約束やぶり

 プリシラの腕の中にいたタップが、前脚でプリシラの腕をちょいちょいつつく。


『おい、いいのかよプリシラ。マージとの約束だったろ?俺たちが運ぶのは荷物だけ。人間は運んじゃいけないって。仕事初日で違反するなんて、クビになってもしらねぇぞ?』

「わかっているわ、タップ。だけど、どうしてもおばあさんにお孫さんの結婚式を見せてあげたいの」

『それって、プリシラの自己満足じゃないのか?』


 腕の中のタップがぼやくように言う。タップの言っている事は正しい。これはプリシラのわがままだ。もしプリシラがおばあさんも一緒に運んだ事が、社長のマージに露見すれば、契約違反で解雇されるかもしれない。


 親切にしてくれたマージとトビーを裏切る事は心苦しいが、プリシラはどうしてもおばあさんを一緒に連れて行きたかった。何故ならプリシラは確信していたからだ。タップは尊い風魔法の霊獣だ。プリシラだけではなく、もっとたくさんの人を運べるという事を。


 プリシラはためらう老婆をうながして、持ち運べる大切な物だけを持ってきてくれと言った。老婆は宝石箱の中から、アンティークなブローチを持って来た。きっと思い出の品なのだろう。


 プリシラは杖をついた老婆を慎重に抱き上げ、大きくなったタップに乗せ、後ろに自分も乗り込む。ポシェットから縄を取り出して、自分と老婆を結んだ。万が一老婆が振り落とされないためだ。


 プリシラは準備ができたとタップに合図すると、タップはうなずいて空を駆け上がった。プリシラを乗せている時とはうって変わって、ゆっくりとしている。タップが老婆を乗せている事に細心の注意をしている事が感じられる。
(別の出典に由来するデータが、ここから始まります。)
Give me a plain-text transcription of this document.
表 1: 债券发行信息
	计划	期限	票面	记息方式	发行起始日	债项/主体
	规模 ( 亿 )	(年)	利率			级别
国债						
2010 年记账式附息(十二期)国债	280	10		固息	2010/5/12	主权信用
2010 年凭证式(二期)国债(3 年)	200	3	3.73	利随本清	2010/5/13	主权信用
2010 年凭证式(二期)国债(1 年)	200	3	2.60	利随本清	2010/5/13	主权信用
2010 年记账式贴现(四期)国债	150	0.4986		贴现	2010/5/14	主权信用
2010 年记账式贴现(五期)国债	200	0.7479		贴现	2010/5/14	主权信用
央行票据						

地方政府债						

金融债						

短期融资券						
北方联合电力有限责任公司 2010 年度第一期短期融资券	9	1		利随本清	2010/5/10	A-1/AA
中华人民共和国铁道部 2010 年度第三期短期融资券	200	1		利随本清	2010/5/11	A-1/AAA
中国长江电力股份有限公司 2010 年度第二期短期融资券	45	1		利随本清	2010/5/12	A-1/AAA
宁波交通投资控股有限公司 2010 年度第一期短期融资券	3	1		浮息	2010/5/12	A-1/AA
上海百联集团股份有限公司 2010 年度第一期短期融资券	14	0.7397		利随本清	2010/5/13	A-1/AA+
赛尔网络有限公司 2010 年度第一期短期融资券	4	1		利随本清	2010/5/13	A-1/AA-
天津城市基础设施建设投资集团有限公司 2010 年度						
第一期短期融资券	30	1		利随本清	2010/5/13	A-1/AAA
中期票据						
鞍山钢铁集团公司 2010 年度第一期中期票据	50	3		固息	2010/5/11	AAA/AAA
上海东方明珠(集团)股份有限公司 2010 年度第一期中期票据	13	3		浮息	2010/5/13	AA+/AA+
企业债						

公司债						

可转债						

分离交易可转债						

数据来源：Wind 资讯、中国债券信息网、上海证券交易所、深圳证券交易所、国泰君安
 タップの慎重さは、上空を飛んでいる時も変わらなかった。タップは老婆が空の上の強風に当たらないよう、ゆっくりと飛んでいる。


 老婆はこわばった身体で健気に耐えている。プリシラは小柄な老婆を抱きしめながら、考えた。


 依頼書に書かれていた日にちは今日だ。何故なら明日孫娘の結婚式がとり行われるからだ。


 プリシラとタップだけならば今日中に城下町にたどり着くのはたやすい。だが老婆が一緒にいる以上無理はできない。


 プリシラは腕に抱く老婆の状態を案じながら、目の前の空を見つめた。


 辺りは夕闇に包まれ、老婆の疲労にも限界が見て取れた。プリシラは地上に降りてほしいとタップにお願いした。